John Snow, chairman of Cerberus, called it a “mutually beneficial transaction”. “This investment, and the underlying assets in Ireland and other European markets, will be an important foundation for our overall European strategy.”
News of the transaction follows an interview with Lee Millstein, senior managing director at Cerberus, in December, when he said the firm’s European deal pipeline was at its strongest point in the cycle since the onset of the Global Financial Crisis in 2008. He told PERE: “Clearly, we think the biggest opportunity is the deleveraging and cleaning up of the European banks. It is not just the NPLs on bank balance sheets – €1.2 trillion and growing – but also huge amounts of real estate and companies that they have taken back through some kind of administration or foreclosure process.”
Today’s announcement by NAMA follows close on the heels of the winding up of almost €20 billion worth of loan sales by Irish Bank Resolution Corporation (IBRC), which was created in 2011 to handle the assets of Anglo Irish Bank and Irish Nationwide Building Society. KPMG, the Special Liquidators of the IBRC, said more than 90 percent of the loan book with a €20 billion par value had been sold to private equity and institutional investors, including Lone Star, CarVal Investors, Goldman Sachs, Deutsche Bank, Oaktree Capital Management, Sankaty and Apollo Global Management.
Andrew Jenke, portfolio solutions group partner at KPMG, who advised on the loan book disposal process, said: “The sale of almost €20 billion of commercial real estate and residential mortgage loans is an important and powerful signal to the market. Since 2008, there has been a persistent view that there simply wasn’t the liquidity to pull off deals of this scale. However, we have found in the last five months that there has been more than ample appetite amongst private equity and institutional investors for large loan portfolios.”
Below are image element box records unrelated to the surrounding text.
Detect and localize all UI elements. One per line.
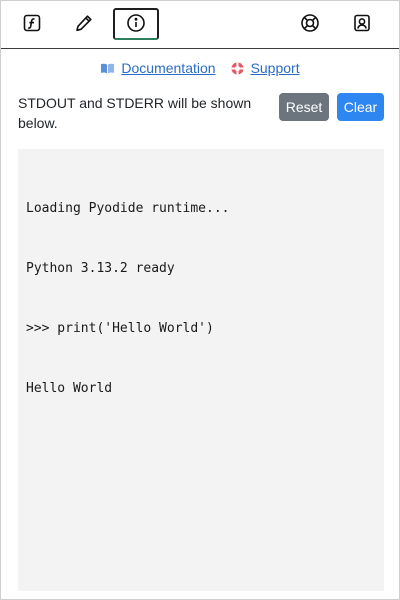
pencil-icon [74,13,94,36]
info-button[interactable] [113,8,159,40]
documentation-link[interactable]: Documentation [121,60,215,76]
support-link-item: Support [230,60,300,76]
console-output[interactable]: Loading Pyodide runtime... Python 3.13.2… [18,149,384,591]
contact-button[interactable] [339,8,385,40]
book-icon [100,61,115,76]
function-icon [22,13,42,36]
info-icon [126,13,146,36]
support-link[interactable]: Support [251,60,300,76]
console-line: >>> print('Hello World') [26,321,214,336]
contact-icon [352,13,372,36]
console-line: Loading Pyodide runtime... [26,201,230,216]
documentation-link-item: Documentation [100,60,216,76]
lifebuoy-icon [300,13,320,36]
console-line: Python 3.13.2 ready [26,261,175,276]
output-info-text: STDOUT and STDERR will be shown below. [18,95,252,131]
function-button[interactable] [9,8,55,40]
edit-button[interactable] [61,8,107,40]
clear-button[interactable]: Clear [337,93,384,121]
help-button[interactable] [287,8,333,40]
console-line: Hello World [26,381,113,396]
toolbar [1,1,399,49]
app-window: Documentation Support STDOUT and STDERR … [0,0,400,600]
lifebuoy-icon [230,61,245,76]
reset-button[interactable]: Reset [279,93,329,121]
links-row: Documentation Support [1,58,399,78]
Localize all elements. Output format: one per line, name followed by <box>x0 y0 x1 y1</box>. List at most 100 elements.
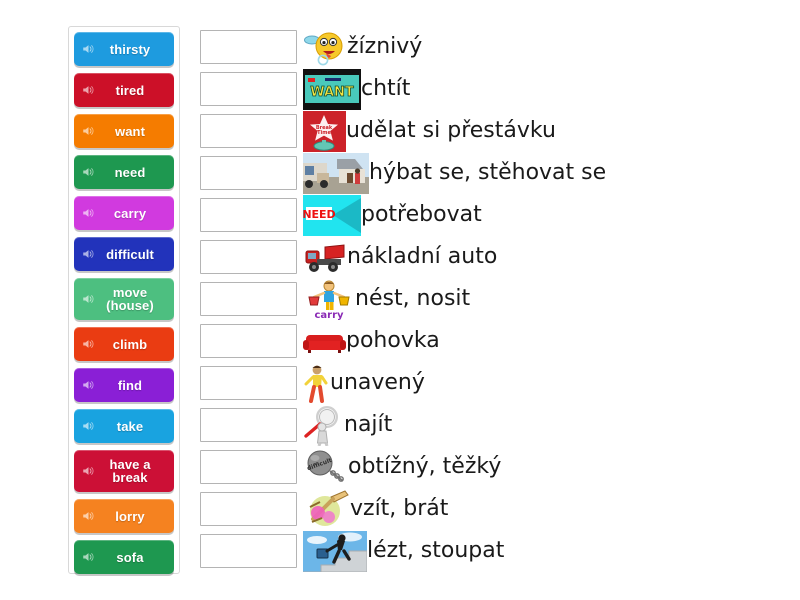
word-tile-label: lorry <box>115 508 145 524</box>
speaker-icon[interactable] <box>82 166 95 178</box>
svg-text:carry: carry <box>314 310 344 320</box>
word-tile-label: difficult <box>106 246 154 262</box>
tired-person-image <box>303 362 330 404</box>
dropzone-6[interactable] <box>200 240 297 274</box>
word-tile-take[interactable]: take <box>74 409 174 443</box>
dropzone-11[interactable] <box>200 450 297 484</box>
dropzone-row <box>200 26 297 68</box>
answer-row: lézt, stoupat <box>303 530 783 572</box>
word-tiles-panel: thirsty tired want need carry difficult move (… <box>68 26 180 574</box>
speaker-icon[interactable] <box>82 248 95 260</box>
answer-row: žíznivý <box>303 26 783 68</box>
dropzone-column <box>200 26 297 572</box>
magnifier-figure-image <box>303 404 344 446</box>
want-tv-screen-image: WANT <box>303 68 361 110</box>
dropzone-13[interactable] <box>200 534 297 568</box>
answer-row: Break Time udělat si přestávku <box>303 110 783 152</box>
speaker-icon[interactable] <box>82 84 95 96</box>
answer-translation-text: hýbat se, stěhovat se <box>369 160 607 185</box>
answer-row: difficult obtížný, těžký <box>303 446 783 488</box>
svg-text:WANT: WANT <box>310 85 354 100</box>
word-tile-label: sofa <box>116 549 144 565</box>
answer-translation-text: unavený <box>330 370 425 395</box>
dropzone-row <box>200 152 297 194</box>
dropzone-row <box>200 320 297 362</box>
dropzone-3[interactable] <box>200 114 297 148</box>
word-tile-lorry[interactable]: lorry <box>74 499 174 533</box>
dropzone-row <box>200 404 297 446</box>
carry-buckets-child-image: carry <box>303 278 355 320</box>
dropzone-row <box>200 194 297 236</box>
speaker-icon[interactable] <box>82 465 95 477</box>
dropzone-row <box>200 110 297 152</box>
word-tile-want[interactable]: want <box>74 114 174 148</box>
dropzone-row <box>200 362 297 404</box>
answer-translation-text: nést, nosit <box>355 286 471 311</box>
speaker-icon[interactable] <box>82 510 95 522</box>
answer-translation-text: udělat si přestávku <box>346 118 556 143</box>
answer-column: žíznivý WANT chtít Break Time udělat si přest… <box>303 26 783 572</box>
dropzone-7[interactable] <box>200 282 297 316</box>
word-tile-tired[interactable]: tired <box>74 73 174 107</box>
answer-translation-text: potřebovat <box>361 202 482 227</box>
dropzone-8[interactable] <box>200 324 297 358</box>
answer-translation-text: vzít, brát <box>350 496 449 521</box>
answer-row: hýbat se, stěhovat se <box>303 152 783 194</box>
answer-translation-text: žíznivý <box>347 34 423 59</box>
answer-row: NEED potřebovat <box>303 194 783 236</box>
answer-row: WANT chtít <box>303 68 783 110</box>
word-tile-need[interactable]: need <box>74 155 174 189</box>
word-tile-label: climb <box>112 336 148 352</box>
speaker-icon[interactable] <box>82 43 95 55</box>
dropzone-2[interactable] <box>200 72 297 106</box>
word-tile-carry[interactable]: carry <box>74 196 174 230</box>
dropzone-1[interactable] <box>200 30 297 64</box>
dropzone-9[interactable] <box>200 366 297 400</box>
word-tile-difficult[interactable]: difficult <box>74 237 174 271</box>
word-tile-label: find <box>117 377 143 393</box>
answer-translation-text: chtít <box>361 76 411 101</box>
answer-row: pohovka <box>303 320 783 362</box>
answer-row: carry nést, nosit <box>303 278 783 320</box>
answer-translation-text: nákladní auto <box>347 244 498 269</box>
answer-row: unavený <box>303 362 783 404</box>
speaker-icon[interactable] <box>82 379 95 391</box>
answer-row: nákladní auto <box>303 236 783 278</box>
answer-translation-text: obtížný, těžký <box>348 454 502 479</box>
dropzone-row <box>200 530 297 572</box>
speaker-icon[interactable] <box>82 125 95 137</box>
take-bat-money-image <box>303 488 350 530</box>
speaker-icon[interactable] <box>82 551 95 563</box>
need-banner-image: NEED <box>303 194 361 236</box>
answer-translation-text: lézt, stoupat <box>367 538 505 563</box>
word-tile-have-a-break[interactable]: have a break <box>74 450 174 492</box>
dropzone-10[interactable] <box>200 408 297 442</box>
answer-row: vzít, brát <box>303 488 783 530</box>
moving-house-truck-image <box>303 152 369 194</box>
dropzone-row <box>200 446 297 488</box>
speaker-icon[interactable] <box>82 338 95 350</box>
word-tile-move-house[interactable]: move (house) <box>74 278 174 320</box>
dropzone-4[interactable] <box>200 156 297 190</box>
word-tile-label: thirsty <box>109 41 151 57</box>
speaker-icon[interactable] <box>82 293 95 305</box>
word-tile-sofa[interactable]: sofa <box>74 540 174 574</box>
word-tile-label: carry <box>113 205 147 221</box>
ball-and-chain-image: difficult <box>303 446 348 488</box>
speaker-icon[interactable] <box>82 207 95 219</box>
climbing-stairs-image <box>303 530 367 572</box>
red-dump-truck-image <box>303 236 347 278</box>
word-tile-thirsty[interactable]: thirsty <box>74 32 174 66</box>
dropzone-row <box>200 278 297 320</box>
word-tile-list: thirsty tired want need carry difficult move (… <box>74 32 174 574</box>
red-sofa-image <box>303 320 346 362</box>
word-tile-climb[interactable]: climb <box>74 327 174 361</box>
word-tile-find[interactable]: find <box>74 368 174 402</box>
dropzone-5[interactable] <box>200 198 297 232</box>
answer-translation-text: pohovka <box>346 328 440 353</box>
speaker-icon[interactable] <box>82 420 95 432</box>
word-tile-label: have a break <box>109 457 151 485</box>
svg-text:Time: Time <box>317 130 331 136</box>
dropzone-12[interactable] <box>200 492 297 526</box>
answer-translation-text: najít <box>344 412 393 437</box>
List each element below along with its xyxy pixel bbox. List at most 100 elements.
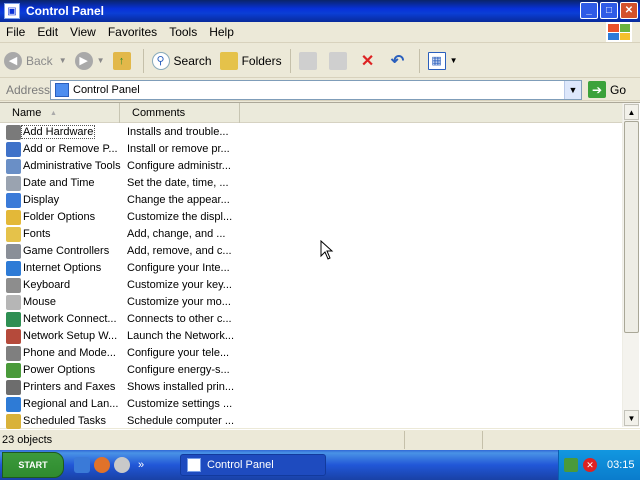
list-item[interactable]: Date and Time Set the date, time, ... (0, 175, 622, 192)
item-icon (6, 380, 21, 395)
menu-help[interactable]: Help (203, 25, 240, 39)
undo-button[interactable]: ↶ (385, 47, 415, 75)
menu-bar: File Edit View Favorites Tools Help (0, 22, 640, 43)
address-input[interactable]: Control Panel ▼ (50, 80, 582, 100)
move-to-button[interactable] (295, 47, 325, 75)
menu-edit[interactable]: Edit (31, 25, 64, 39)
up-folder-button[interactable]: ↑ (109, 47, 139, 75)
toolbar-separator (289, 48, 291, 73)
back-label: Back (26, 53, 53, 68)
firefox-icon[interactable] (94, 457, 110, 473)
item-name: Display (23, 194, 60, 206)
item-icon (6, 244, 21, 259)
status-cell (405, 430, 483, 449)
undo-icon: ↶ (390, 52, 405, 70)
delete-button[interactable]: ✕ (355, 47, 385, 75)
item-icon (6, 261, 21, 276)
list-item[interactable]: Administrative Tools Configure administr.… (0, 158, 622, 175)
sort-ascending-icon: ▲ (50, 110, 57, 117)
item-name: Internet Options (23, 262, 102, 274)
messenger-icon[interactable] (114, 457, 130, 473)
search-label: Search (173, 53, 212, 68)
copy-to-button[interactable] (325, 47, 355, 75)
item-icon (6, 312, 21, 327)
vertical-scrollbar[interactable]: ▲ ▼ (622, 103, 639, 427)
menu-view[interactable]: View (64, 25, 102, 39)
address-dropdown-icon[interactable]: ▼ (564, 81, 581, 99)
list-item[interactable]: Fonts Add, change, and ... (0, 226, 622, 243)
list-item[interactable]: Mouse Customize your mo... (0, 294, 622, 311)
list-item[interactable]: Keyboard Customize your key... (0, 277, 622, 294)
go-button[interactable]: ➔ Go (588, 81, 626, 98)
list-item[interactable]: Network Connect... Connects to other c... (0, 311, 622, 328)
item-icon (6, 227, 21, 242)
column-comments-header[interactable]: Comments (120, 103, 240, 123)
status-object-count: 23 objects (0, 430, 405, 449)
status-bar: 23 objects (0, 429, 640, 449)
security-alert-icon[interactable]: ✕ (583, 458, 597, 472)
item-name: Game Controllers (23, 245, 110, 257)
control-panel-icon (55, 83, 69, 97)
internet-explorer-icon[interactable] (74, 457, 90, 473)
quick-launch: » (74, 457, 144, 473)
list-item[interactable]: Power Options Configure energy-s... (0, 362, 622, 379)
menu-tools[interactable]: Tools (163, 25, 203, 39)
menu-favorites[interactable]: Favorites (102, 25, 163, 39)
back-button[interactable]: ◀ Back ▼ (0, 47, 71, 75)
list-item[interactable]: Scheduled Tasks Schedule computer ... (0, 413, 622, 430)
item-icon (6, 363, 21, 378)
item-name: Keyboard (23, 279, 71, 291)
mouse-cursor-icon (320, 240, 334, 260)
list-item[interactable]: Add Hardware Installs and trouble... (0, 124, 622, 141)
item-comment: Launch the Network... (127, 330, 235, 342)
item-comment: Add, remove, and c... (127, 245, 232, 257)
menu-file[interactable]: File (0, 25, 31, 39)
taskbar-control-panel-button[interactable]: Control Panel (180, 454, 326, 476)
views-button[interactable]: ▦ ▼ (424, 47, 462, 75)
network-tray-icon[interactable] (564, 458, 578, 472)
file-list-view[interactable]: Name ▲ Comments Add Hardware Installs and… (0, 102, 640, 430)
item-icon (6, 210, 21, 225)
go-label: Go (610, 82, 627, 97)
maximize-button[interactable]: □ (600, 2, 618, 19)
minimize-button[interactable]: _ (580, 2, 598, 19)
item-name: Network Connect... (23, 313, 117, 325)
column-comments-label: Comments (132, 107, 186, 119)
taskbar: START » Control Panel ✕ 03:15 (0, 450, 640, 480)
item-icon (6, 142, 21, 157)
quick-launch-more-icon[interactable]: » (138, 459, 144, 471)
close-button[interactable]: ✕ (620, 2, 638, 19)
item-name: Power Options (23, 364, 96, 376)
list-item[interactable]: Add or Remove P... Install or remove pr..… (0, 141, 622, 158)
forward-button[interactable]: ▶ ▼ (71, 47, 109, 75)
up-arrow-icon: ↑ (112, 51, 131, 70)
views-dropdown-icon: ▼ (449, 56, 458, 65)
item-name: Regional and Lan... (23, 398, 119, 410)
list-item[interactable]: Display Change the appear... (0, 192, 622, 209)
item-icon (6, 176, 21, 191)
list-item[interactable]: Internet Options Configure your Inte... (0, 260, 622, 277)
item-comment: Configure energy-s... (127, 364, 230, 376)
status-cell (483, 431, 638, 449)
toolbar-separator (142, 48, 144, 73)
scroll-thumb[interactable] (624, 121, 639, 333)
search-button[interactable]: ⚲ Search (148, 47, 216, 75)
list-item[interactable]: Regional and Lan... Customize settings ..… (0, 396, 622, 413)
item-name: Phone and Mode... (23, 347, 116, 359)
title-bar: ▣ Control Panel _ □ ✕ (0, 0, 640, 22)
item-comment: Schedule computer ... (127, 415, 235, 427)
list-item[interactable]: Folder Options Customize the displ... (0, 209, 622, 226)
list-item[interactable]: Printers and Faxes Shows installed prin..… (0, 379, 622, 396)
start-button[interactable]: START (2, 452, 64, 478)
scroll-down-button[interactable]: ▼ (624, 410, 639, 426)
item-comment: Configure your Inte... (127, 262, 230, 274)
column-name-header[interactable]: Name ▲ (0, 103, 120, 123)
item-name: Mouse (23, 296, 57, 308)
item-icon (6, 397, 21, 412)
list-item[interactable]: Phone and Mode... Configure your tele... (0, 345, 622, 362)
list-item[interactable]: Game Controllers Add, remove, and c... (0, 243, 622, 260)
list-item[interactable]: Network Setup W... Launch the Network... (0, 328, 622, 345)
scroll-up-button[interactable]: ▲ (624, 104, 639, 120)
item-comment: Installs and trouble... (127, 126, 229, 138)
folders-button[interactable]: Folders (216, 47, 286, 75)
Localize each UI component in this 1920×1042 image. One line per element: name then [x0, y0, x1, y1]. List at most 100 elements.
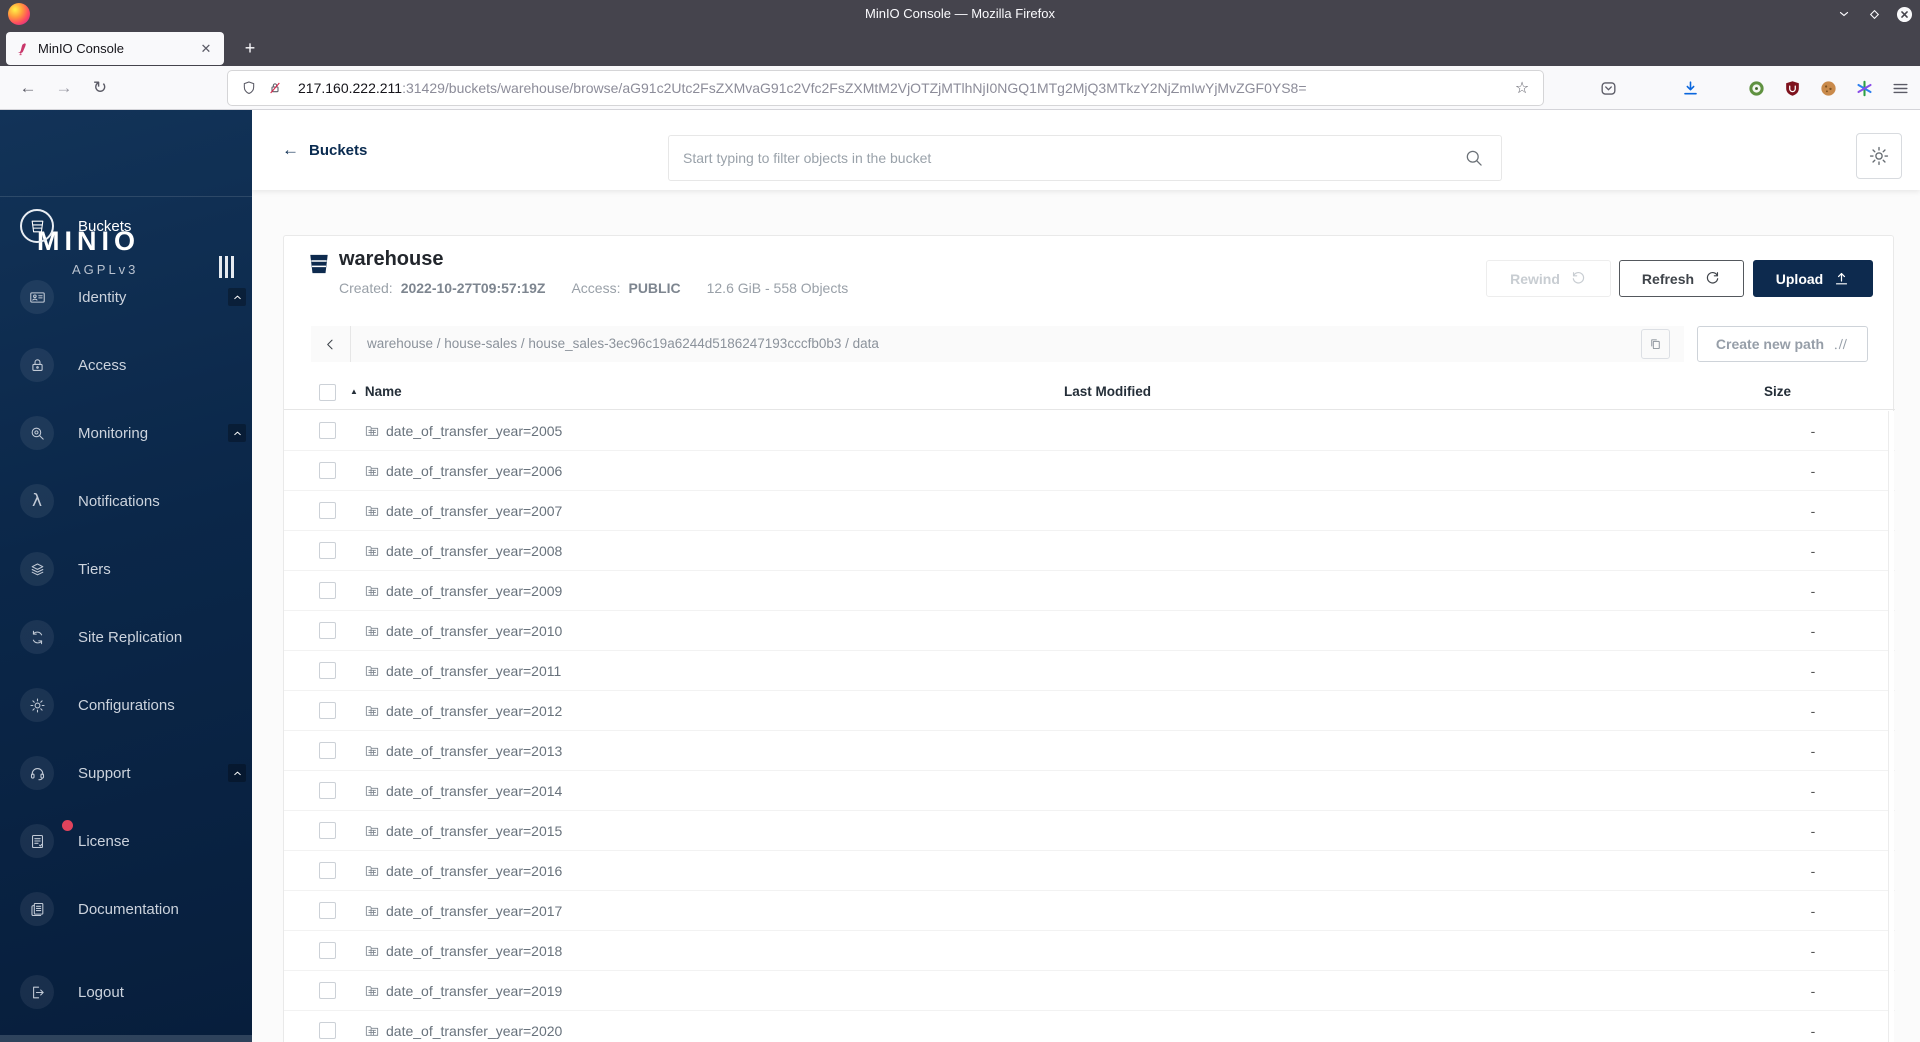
- object-size: -: [1810, 423, 1816, 439]
- filter-objects-input[interactable]: [668, 135, 1502, 181]
- copy-path-button[interactable]: [1641, 329, 1670, 359]
- download-icon[interactable]: [1678, 76, 1702, 100]
- tracking-protection-shield-icon[interactable]: [238, 77, 260, 99]
- sidebar-item-configurations[interactable]: Configurations: [20, 688, 246, 722]
- sidebar-item-support[interactable]: Support: [20, 756, 246, 790]
- back-icon[interactable]: ←: [16, 76, 40, 100]
- sidebar-item-monitoring[interactable]: Monitoring: [20, 416, 246, 450]
- chevron-up-icon[interactable]: [228, 424, 246, 442]
- path-back-button[interactable]: [311, 326, 351, 362]
- table-row[interactable]: date_of_transfer_year=2010 -: [284, 611, 1895, 651]
- row-checkbox[interactable]: [319, 702, 336, 719]
- row-checkbox[interactable]: [319, 502, 336, 519]
- sidebar-item-buckets[interactable]: Buckets: [20, 209, 246, 243]
- sidebar-item-identity[interactable]: Identity: [20, 280, 246, 314]
- lock-icon: [20, 348, 54, 382]
- breadcrumb[interactable]: warehouse / house-sales / house_sales-3e…: [367, 326, 879, 362]
- minio-sidebar: MINIO AGPLv3 Buckets Identity Access Monito…: [0, 110, 252, 1042]
- cookie-icon[interactable]: [1816, 76, 1840, 100]
- table-row[interactable]: date_of_transfer_year=2016 -: [284, 851, 1895, 891]
- table-row[interactable]: date_of_transfer_year=2013 -: [284, 731, 1895, 771]
- insecure-lock-icon[interactable]: [264, 77, 286, 99]
- table-row[interactable]: date_of_transfer_year=2006 -: [284, 451, 1895, 491]
- list-scrollbar[interactable]: [1888, 411, 1894, 1042]
- select-all-checkbox[interactable]: [319, 384, 336, 401]
- bucket-stats: 12.6 GiB - 558 Objects: [706, 280, 849, 296]
- settings-gear-button[interactable]: [1856, 133, 1902, 179]
- sidebar-item-documentation[interactable]: Documentation: [20, 892, 246, 926]
- table-row[interactable]: date_of_transfer_year=2005 -: [284, 411, 1895, 451]
- back-label: Buckets: [309, 141, 368, 159]
- menu-icon[interactable]: [1888, 76, 1912, 100]
- rewind-button[interactable]: Rewind: [1486, 260, 1611, 297]
- table-row[interactable]: date_of_transfer_year=2008 -: [284, 531, 1895, 571]
- row-checkbox[interactable]: [319, 662, 336, 679]
- table-row[interactable]: date_of_transfer_year=2015 -: [284, 811, 1895, 851]
- row-checkbox[interactable]: [319, 862, 336, 879]
- object-name: date_of_transfer_year=2012: [386, 703, 563, 719]
- forward-icon[interactable]: →: [52, 76, 76, 100]
- table-row[interactable]: date_of_transfer_year=2018 -: [284, 931, 1895, 971]
- pocket-icon[interactable]: [1596, 76, 1620, 100]
- object-name: date_of_transfer_year=2019: [386, 983, 563, 999]
- table-row[interactable]: date_of_transfer_year=2009 -: [284, 571, 1895, 611]
- column-size[interactable]: Size: [1764, 384, 1791, 399]
- row-checkbox[interactable]: [319, 542, 336, 559]
- table-row[interactable]: date_of_transfer_year=2007 -: [284, 491, 1895, 531]
- row-checkbox[interactable]: [319, 782, 336, 799]
- object-name: date_of_transfer_year=2017: [386, 903, 563, 919]
- tab-close-icon[interactable]: ✕: [196, 39, 216, 59]
- row-checkbox[interactable]: [319, 422, 336, 439]
- multi-account-containers-icon[interactable]: [1852, 76, 1876, 100]
- row-checkbox[interactable]: [319, 942, 336, 959]
- object-name: date_of_transfer_year=2005: [386, 423, 563, 439]
- reload-icon[interactable]: ↻: [88, 76, 112, 100]
- license-icon: [20, 824, 54, 858]
- table-row[interactable]: date_of_transfer_year=2019 -: [284, 971, 1895, 1011]
- row-checkbox[interactable]: [319, 742, 336, 759]
- table-row[interactable]: date_of_transfer_year=2014 -: [284, 771, 1895, 811]
- sidebar-scrollbar[interactable]: [0, 1035, 252, 1042]
- sidebar-item-access[interactable]: Access: [20, 348, 246, 382]
- column-last-modified[interactable]: Last Modified: [1064, 384, 1151, 399]
- window-maximize-icon[interactable]: [1864, 4, 1884, 24]
- table-row[interactable]: date_of_transfer_year=2011 -: [284, 651, 1895, 691]
- ublock-origin-icon[interactable]: [1780, 76, 1804, 100]
- row-checkbox[interactable]: [319, 622, 336, 639]
- chevron-up-icon[interactable]: [228, 764, 246, 782]
- chevron-up-icon[interactable]: [228, 288, 246, 306]
- upload-button[interactable]: Upload: [1753, 260, 1873, 297]
- sidebar-item-tiers[interactable]: Tiers: [20, 552, 246, 586]
- bookmark-star-icon[interactable]: ☆: [1511, 78, 1533, 98]
- object-name: date_of_transfer_year=2016: [386, 863, 563, 879]
- browser-tab[interactable]: MinIO Console ✕: [6, 32, 224, 65]
- row-checkbox[interactable]: [319, 902, 336, 919]
- row-checkbox[interactable]: [319, 1022, 336, 1039]
- back-to-buckets-link[interactable]: ← Buckets: [282, 110, 367, 190]
- window-minimize-icon[interactable]: [1834, 4, 1854, 24]
- sidebar-collapse-icon[interactable]: [219, 256, 234, 278]
- sidebar-item-site-replication[interactable]: Site Replication: [20, 620, 246, 654]
- row-checkbox[interactable]: [319, 462, 336, 479]
- path-bar: warehouse / house-sales / house_sales-3e…: [311, 326, 1684, 362]
- table-row[interactable]: date_of_transfer_year=2012 -: [284, 691, 1895, 731]
- bucket-name: warehouse: [339, 248, 444, 270]
- table-row[interactable]: date_of_transfer_year=2017 -: [284, 891, 1895, 931]
- object-name: date_of_transfer_year=2014: [386, 783, 563, 799]
- window-close-icon[interactable]: [1894, 4, 1914, 24]
- folder-icon: [364, 663, 380, 679]
- sidebar-item-license[interactable]: License: [20, 820, 246, 858]
- table-row[interactable]: date_of_transfer_year=2020 -: [284, 1011, 1895, 1042]
- bucket-icon: [20, 209, 54, 243]
- privacy-badger-icon[interactable]: [1744, 76, 1768, 100]
- url-bar[interactable]: 217.160.222.211:31429/buckets/warehouse/…: [228, 71, 1543, 105]
- sidebar-item-notifications[interactable]: λ Notifications: [20, 484, 246, 518]
- sidebar-item-logout[interactable]: Logout: [20, 975, 246, 1009]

He added: “While the five IBRC loan portfolio disposals, which ran concurrently, equate to half of the entire live commercial real estate loan sales market, the competition for the assets was fierce. As the European banking industry looks to the Asset Quality Review and considers the possible ramification that some banks may fail, the IBRC loan disposals show that an effective wind down can be achieved in the loan portfolio disposal market at the moment.”
“Overall, the process has shown that a committed and well organised seller can capture market attention and capitalise on the strong level of demand from buyers and funders for non-core bank assets, across Ireland, the UK and Europe. The European banking industry will be taking note.”
Jonathan Hunt, associate director in KPMG’s portfolio solutions group, who managed the five loan sales processes, added: “The sales process showed us that key purchasers and their financiers are awash with liquidity and that there are very few similar opportunities for buyers to deploy capital at this multi-billion Euro scale. We have also seen a notable increase in third party loan on loan financing from investment banks, at increasingly favourable terms, driving buyers’ pricing in the Irish and UK markets. Accordingly, investors are looking to capitalise on a wave of loan portfolio sales over the next two years in Ireland as both state owned and non-state owned financial institutions clear their balance sheets of non-core and non-performing loans.”